Alors comment faire face ? L'Union nationale des centres communaux d'action sociale (Unccas) et la FNARS insistent sur la nécessité d'une coopération entre les acteurs de l'urgence. Dans cette perspective, elles ont signé, le 5 décembre, à l'issue de leur forum, une « déclaration commune ». Elles y proclament leur devoir d'accueil de toutes les personnes et familles en détresse, leur volonté d'être plus attentives aux publics les plus vulnérables et de rechercher des solutions durables. Elles s'engagent à développer une coopération de leurs deux réseaux avec une charte nationale de qualité. Enfin, elles interpellent les pouvoirs publics sur les moyens juridiques et budgétaires du droit d'accueil, la mise en œuvre de plans d'action pérennes et la lutte contre les causes de détresse et d'exclusion.
Engorgement des centres d'hébergement d'urgence par l'afflux des demandeurs d'asile qui ne laisse plus de place aux sans-abri persuadés par le SAMU social de rejoindre un toit, impossibilité des traitements médicaux de longue durée, problèmes de santé mentale encore peu pris en charge, manque de solutions pour l'après-urgence : ces difficultés ont aussi nourri les débats des premiers « états généraux » de la Fédération nationale des SAMU sociaux (3), le 4 décembre à Paris. Créée en mars dernier (4), la fédération regroupe 57 centres (soit les quatre cinquièmes des services existants) qui vont à la rencontre des personnes les plus désocialisées.

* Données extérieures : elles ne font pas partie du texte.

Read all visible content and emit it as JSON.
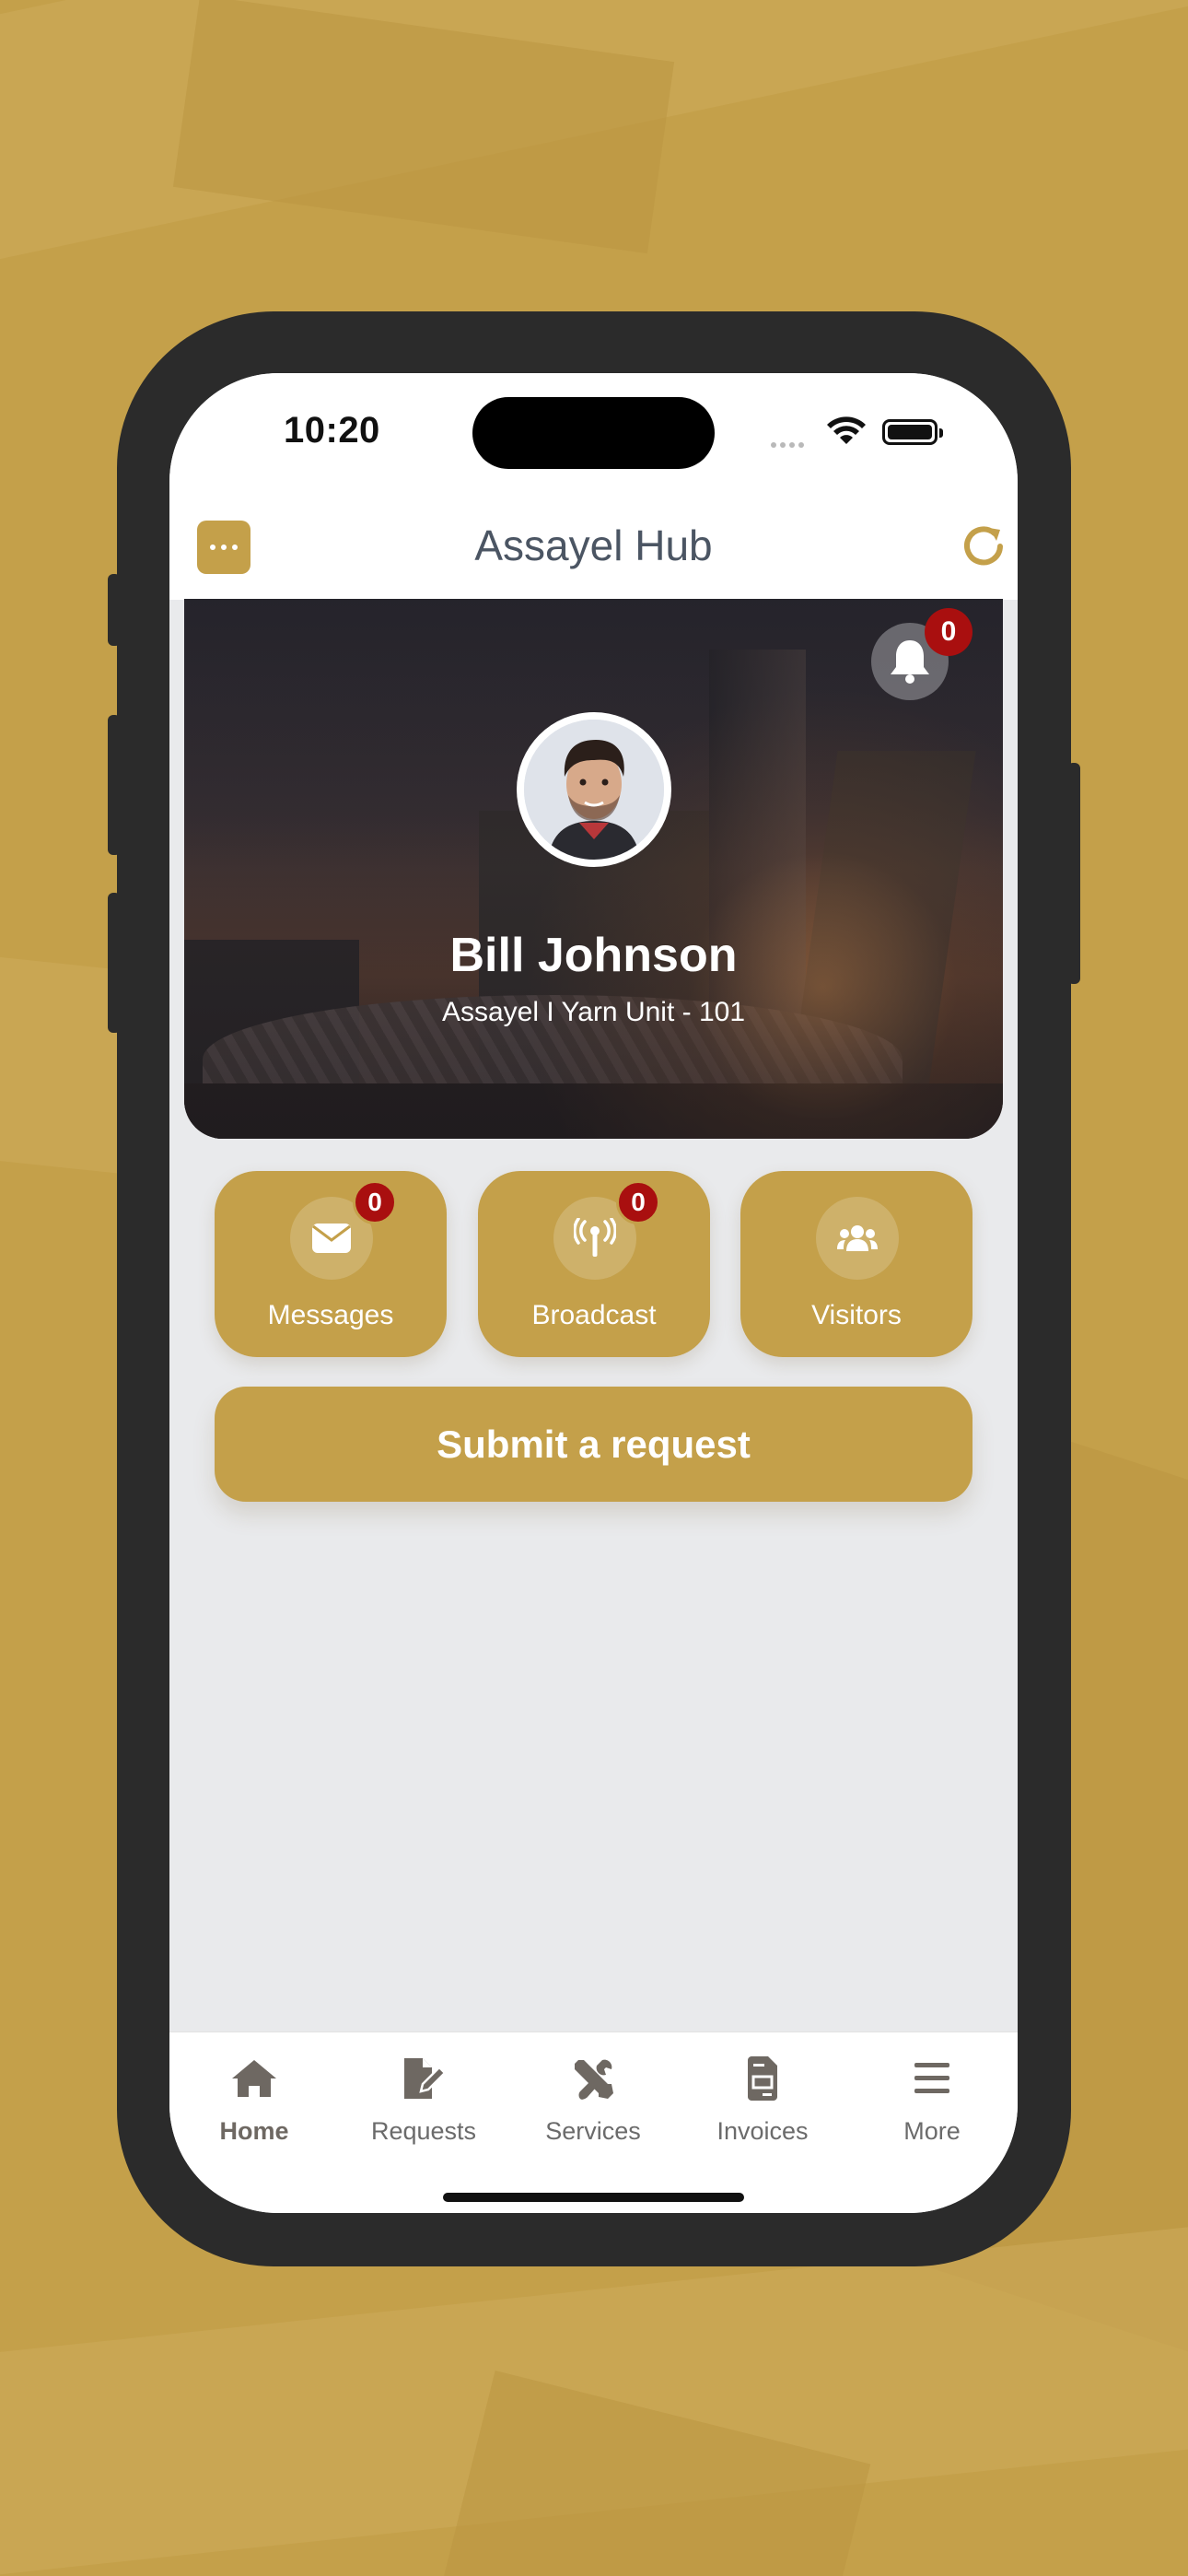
{
  "colors": {
    "accent": "#c4a04a",
    "badge": "#a90f0f",
    "tab_icon": "#6e6862"
  },
  "status_bar": {
    "time": "10:20"
  },
  "header": {
    "title": "Assayel Hub",
    "menu_icon": "ellipsis-icon",
    "refresh_icon": "refresh-icon"
  },
  "profile": {
    "name": "Bill Johnson",
    "unit": "Assayel I Yarn Unit - 101",
    "notifications_count": "0"
  },
  "quick_actions": [
    {
      "label": "Messages",
      "icon": "envelope-icon",
      "badge": "0"
    },
    {
      "label": "Broadcast",
      "icon": "broadcast-tower-icon",
      "badge": "0"
    },
    {
      "label": "Visitors",
      "icon": "users-icon"
    }
  ],
  "submit_button": {
    "label": "Submit a request"
  },
  "tabbar": {
    "items": [
      {
        "label": "Home",
        "icon": "home-icon",
        "active": true
      },
      {
        "label": "Requests",
        "icon": "file-edit-icon",
        "active": false
      },
      {
        "label": "Services",
        "icon": "tools-icon",
        "active": false
      },
      {
        "label": "Invoices",
        "icon": "invoice-icon",
        "active": false
      },
      {
        "label": "More",
        "icon": "hamburger-menu-icon",
        "active": false
      }
    ]
  }
}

Avec un service téléphonique du 115 « écartelé » entre sa vocation première et les missions qu'il assure auprès des « sans-papiers » et des déboutés du droit d'asile, et des centres d'urgence avec lits infirmiers embouteillés faute de solution d'aval (lits de long séjour, places en maison de retraite), le constat est unanime. Le manque de solution pour l'après-urgence voue à l'échec les tentatives d'insertion, souligne la fédération, qui continue de réclamer la création de pensions de famille ou autres résidences communautaires de petite taille.
Sujet longtemps méconnu, la prise en charge des problèmes psychiques se développe, à Paris ou à Lyon notamment, mais de manière encore très insuffisante, estime le président de la fédération, Xavier Emmanuelli, pour qui « on a fermé les asiles mais on n'a pas adopté de solution alternative ». Demandant aux psychiatres de « sortir de l'hôpital », il pousse aussi au travail en réseau entre acteurs médicaux et sociaux.
Au total, selon Xavier Emmanuelli, la « prise de consciences des problèmes de grande exclusion a avancé », mais il reste encore un long chemin à parcourir. Surtout si la société continue à secréter toujours de nouveaux exclus. Le SAMU social de Nice livre à cet égard un chiffre inquiétant : seuls 21 % des personnes concernées par ses interventions en 2000 étaient déjà connues du service en 1999.
(1) L'enquête devrait être diffusée en 2002.
(2) Organisé les 4 et 5 décembre à Angers par l'UNCCAS et la FNARS .
(3) Voir ASH n° 2210 du 13-04-01.
(4) Fédération nationale des SAMU sociaux : 35, avenue Courteline - 75012 Paris - Tél. 01 53 66 12 62.